Aquél que «siendo de condición divina, se despojó de sí mismo tomando la condición de siervo haciéndose semejante a los hombres» (Fil 2,6-7) se nos presenta así: semejante a todos y a cada uno, especialmente a aquellos que tocan el fondo mismo del dolor, de la angustia, del sufrimiento. Así es. Él, siendo de condición divina, por su calidad de Hijo consustancial al Padre, «se humilló a sí mismo, obedeciendo hasta la muerte y muerte de cruz» (Fil 2,8). «Por lo cual Dios Padre lo exaltó…» (Fil 2,9).

Con ese misterio cada uno de nosotros debe tener una relación de corazón, de oración y de vida. De ese misterio de la redención de Cristo brotan las fuentes más fecundas de la vida y de la vocación del hombre. Aquí encontraremos el fundamento de estas palabras de Jesús: «Yo he venido para que tengan vida y la tengan en abundancia» (Jn 10,10). Un magnífico don gratuito que da el testimonio más perfecto de la libertad, don que constituye la revelación del amor pleno que redime y salva.

Quien hizo ese don de sí mismo pudo decir también: «Yo he venido para que tengan vida…, para que la tengan en abundancia». La plenitud de la vida se encuentra, donde está la plenitud del amor. Y ¿dónde se halla la plenitud del amor? Cristo nos ha revelado, precisamente, esa plenitud que nos ha donado y nos sigue donando continuamente, plenitud inagotable, en la Eucaristía.

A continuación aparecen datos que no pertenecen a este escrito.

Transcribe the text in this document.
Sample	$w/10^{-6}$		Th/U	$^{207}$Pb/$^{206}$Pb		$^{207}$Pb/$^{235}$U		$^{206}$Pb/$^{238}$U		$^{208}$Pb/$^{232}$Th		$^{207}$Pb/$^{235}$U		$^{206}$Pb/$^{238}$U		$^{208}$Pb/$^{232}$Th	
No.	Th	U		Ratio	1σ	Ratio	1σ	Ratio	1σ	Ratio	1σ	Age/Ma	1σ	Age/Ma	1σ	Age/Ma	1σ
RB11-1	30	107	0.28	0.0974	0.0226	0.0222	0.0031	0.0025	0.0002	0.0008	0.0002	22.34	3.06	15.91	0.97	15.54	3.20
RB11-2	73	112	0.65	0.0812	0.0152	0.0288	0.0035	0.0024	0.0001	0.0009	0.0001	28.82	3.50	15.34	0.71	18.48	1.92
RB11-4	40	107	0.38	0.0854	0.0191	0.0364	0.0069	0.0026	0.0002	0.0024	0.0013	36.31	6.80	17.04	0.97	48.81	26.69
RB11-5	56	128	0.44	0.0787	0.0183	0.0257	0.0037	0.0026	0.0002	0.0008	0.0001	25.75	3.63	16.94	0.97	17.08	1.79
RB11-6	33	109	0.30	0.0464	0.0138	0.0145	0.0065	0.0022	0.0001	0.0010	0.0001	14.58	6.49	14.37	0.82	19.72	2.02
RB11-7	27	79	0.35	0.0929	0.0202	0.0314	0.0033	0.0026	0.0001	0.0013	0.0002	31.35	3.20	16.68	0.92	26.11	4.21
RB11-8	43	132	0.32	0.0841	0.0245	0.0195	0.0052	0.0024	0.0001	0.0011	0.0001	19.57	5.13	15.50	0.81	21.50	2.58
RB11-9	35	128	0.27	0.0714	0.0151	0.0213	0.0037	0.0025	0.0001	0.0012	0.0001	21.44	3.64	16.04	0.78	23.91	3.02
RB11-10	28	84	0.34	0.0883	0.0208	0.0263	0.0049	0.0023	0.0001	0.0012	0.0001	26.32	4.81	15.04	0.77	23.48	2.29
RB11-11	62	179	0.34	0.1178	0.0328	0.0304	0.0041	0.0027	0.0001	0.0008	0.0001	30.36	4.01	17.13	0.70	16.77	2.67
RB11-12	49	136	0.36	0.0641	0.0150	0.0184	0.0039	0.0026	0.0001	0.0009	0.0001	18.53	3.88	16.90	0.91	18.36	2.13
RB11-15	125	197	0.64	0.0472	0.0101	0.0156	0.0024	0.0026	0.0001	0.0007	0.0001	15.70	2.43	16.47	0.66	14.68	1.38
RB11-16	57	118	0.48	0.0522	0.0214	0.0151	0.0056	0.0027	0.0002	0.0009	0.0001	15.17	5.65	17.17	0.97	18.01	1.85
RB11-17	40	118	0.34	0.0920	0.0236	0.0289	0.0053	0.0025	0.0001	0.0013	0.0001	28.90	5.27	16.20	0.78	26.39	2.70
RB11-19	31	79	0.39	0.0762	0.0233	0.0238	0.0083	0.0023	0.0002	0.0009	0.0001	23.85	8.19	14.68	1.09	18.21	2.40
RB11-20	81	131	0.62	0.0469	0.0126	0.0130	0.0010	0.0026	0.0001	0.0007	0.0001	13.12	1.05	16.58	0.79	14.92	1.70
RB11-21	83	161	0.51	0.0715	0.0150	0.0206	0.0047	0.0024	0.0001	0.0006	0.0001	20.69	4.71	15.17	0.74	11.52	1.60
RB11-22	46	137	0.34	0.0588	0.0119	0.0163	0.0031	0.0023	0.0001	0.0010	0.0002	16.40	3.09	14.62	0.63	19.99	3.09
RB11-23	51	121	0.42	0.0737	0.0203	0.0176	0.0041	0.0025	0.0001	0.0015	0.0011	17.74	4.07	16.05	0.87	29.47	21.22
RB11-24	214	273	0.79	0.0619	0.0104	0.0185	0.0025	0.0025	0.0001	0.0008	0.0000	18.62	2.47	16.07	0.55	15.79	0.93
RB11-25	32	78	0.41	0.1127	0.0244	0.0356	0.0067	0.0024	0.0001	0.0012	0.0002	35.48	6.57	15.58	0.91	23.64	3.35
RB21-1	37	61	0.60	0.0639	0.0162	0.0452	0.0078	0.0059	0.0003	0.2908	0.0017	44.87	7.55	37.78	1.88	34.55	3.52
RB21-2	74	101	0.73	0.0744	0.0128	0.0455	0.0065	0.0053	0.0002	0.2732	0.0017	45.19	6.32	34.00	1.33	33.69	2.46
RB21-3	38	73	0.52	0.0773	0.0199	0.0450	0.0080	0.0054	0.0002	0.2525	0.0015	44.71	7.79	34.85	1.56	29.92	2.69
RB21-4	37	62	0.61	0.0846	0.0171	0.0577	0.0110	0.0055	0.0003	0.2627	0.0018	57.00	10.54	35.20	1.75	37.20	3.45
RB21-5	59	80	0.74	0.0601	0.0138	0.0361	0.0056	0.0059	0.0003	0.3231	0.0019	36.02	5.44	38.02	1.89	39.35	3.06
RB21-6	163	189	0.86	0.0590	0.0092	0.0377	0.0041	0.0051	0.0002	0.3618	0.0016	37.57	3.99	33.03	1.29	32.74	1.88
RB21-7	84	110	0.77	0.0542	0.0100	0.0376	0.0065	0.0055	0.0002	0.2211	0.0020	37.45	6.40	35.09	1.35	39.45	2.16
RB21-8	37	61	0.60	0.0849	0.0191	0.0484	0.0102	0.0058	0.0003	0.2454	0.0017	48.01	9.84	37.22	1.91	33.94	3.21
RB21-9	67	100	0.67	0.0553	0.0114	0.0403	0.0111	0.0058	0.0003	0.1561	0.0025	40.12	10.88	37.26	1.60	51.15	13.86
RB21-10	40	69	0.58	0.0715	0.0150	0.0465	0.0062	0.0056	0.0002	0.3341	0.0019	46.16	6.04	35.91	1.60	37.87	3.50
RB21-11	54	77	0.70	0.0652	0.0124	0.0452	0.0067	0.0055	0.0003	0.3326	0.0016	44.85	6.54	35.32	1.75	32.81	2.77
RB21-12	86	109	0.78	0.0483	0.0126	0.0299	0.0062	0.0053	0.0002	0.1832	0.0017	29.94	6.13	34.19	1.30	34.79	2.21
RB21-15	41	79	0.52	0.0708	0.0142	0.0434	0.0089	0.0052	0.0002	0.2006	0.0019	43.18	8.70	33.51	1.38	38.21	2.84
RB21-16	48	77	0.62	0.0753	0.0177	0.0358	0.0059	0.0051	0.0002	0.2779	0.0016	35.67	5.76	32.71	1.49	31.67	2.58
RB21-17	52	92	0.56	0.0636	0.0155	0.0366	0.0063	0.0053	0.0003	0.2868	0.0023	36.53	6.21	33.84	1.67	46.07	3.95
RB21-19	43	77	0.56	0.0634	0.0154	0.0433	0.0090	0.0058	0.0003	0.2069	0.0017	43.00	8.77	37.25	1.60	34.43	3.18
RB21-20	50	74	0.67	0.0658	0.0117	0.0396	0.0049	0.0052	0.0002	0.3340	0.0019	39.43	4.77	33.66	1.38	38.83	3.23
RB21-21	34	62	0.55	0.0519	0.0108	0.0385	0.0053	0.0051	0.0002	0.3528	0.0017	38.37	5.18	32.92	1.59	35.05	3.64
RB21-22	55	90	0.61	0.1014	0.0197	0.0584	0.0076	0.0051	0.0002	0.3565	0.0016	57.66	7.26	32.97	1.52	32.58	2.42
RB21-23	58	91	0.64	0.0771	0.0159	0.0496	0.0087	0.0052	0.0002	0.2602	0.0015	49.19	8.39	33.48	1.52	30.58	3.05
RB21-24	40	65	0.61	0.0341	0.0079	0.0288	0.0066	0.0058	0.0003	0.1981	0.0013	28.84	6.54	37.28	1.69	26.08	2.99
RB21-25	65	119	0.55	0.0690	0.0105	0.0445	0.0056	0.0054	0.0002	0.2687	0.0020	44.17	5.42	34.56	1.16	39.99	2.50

Por esto, ahora tenemos que decir: ¡Bendita seas, cruz que peregrinas con nosotros…! ¡Bendito seas, signo de nuestra redención, signo del amor infinito, signo de la vida! En ti adoramos a Cristo, que entra triunfante en Jerusalén para introducir a toda la Humanidad en el misterio salvífico de su muerte y resurrección.

Te adoramos a ti, que vienes a nosotros en el Evangelio y en la Eucaristía; que caminas a nuestro lado por todos los lugares para que tengamos la vida y la tengamos en abundancia.

(Homilía de San Juan Pablo II en la misa del Domingo de Ramos, VIII Jornada Mundial de la juventud)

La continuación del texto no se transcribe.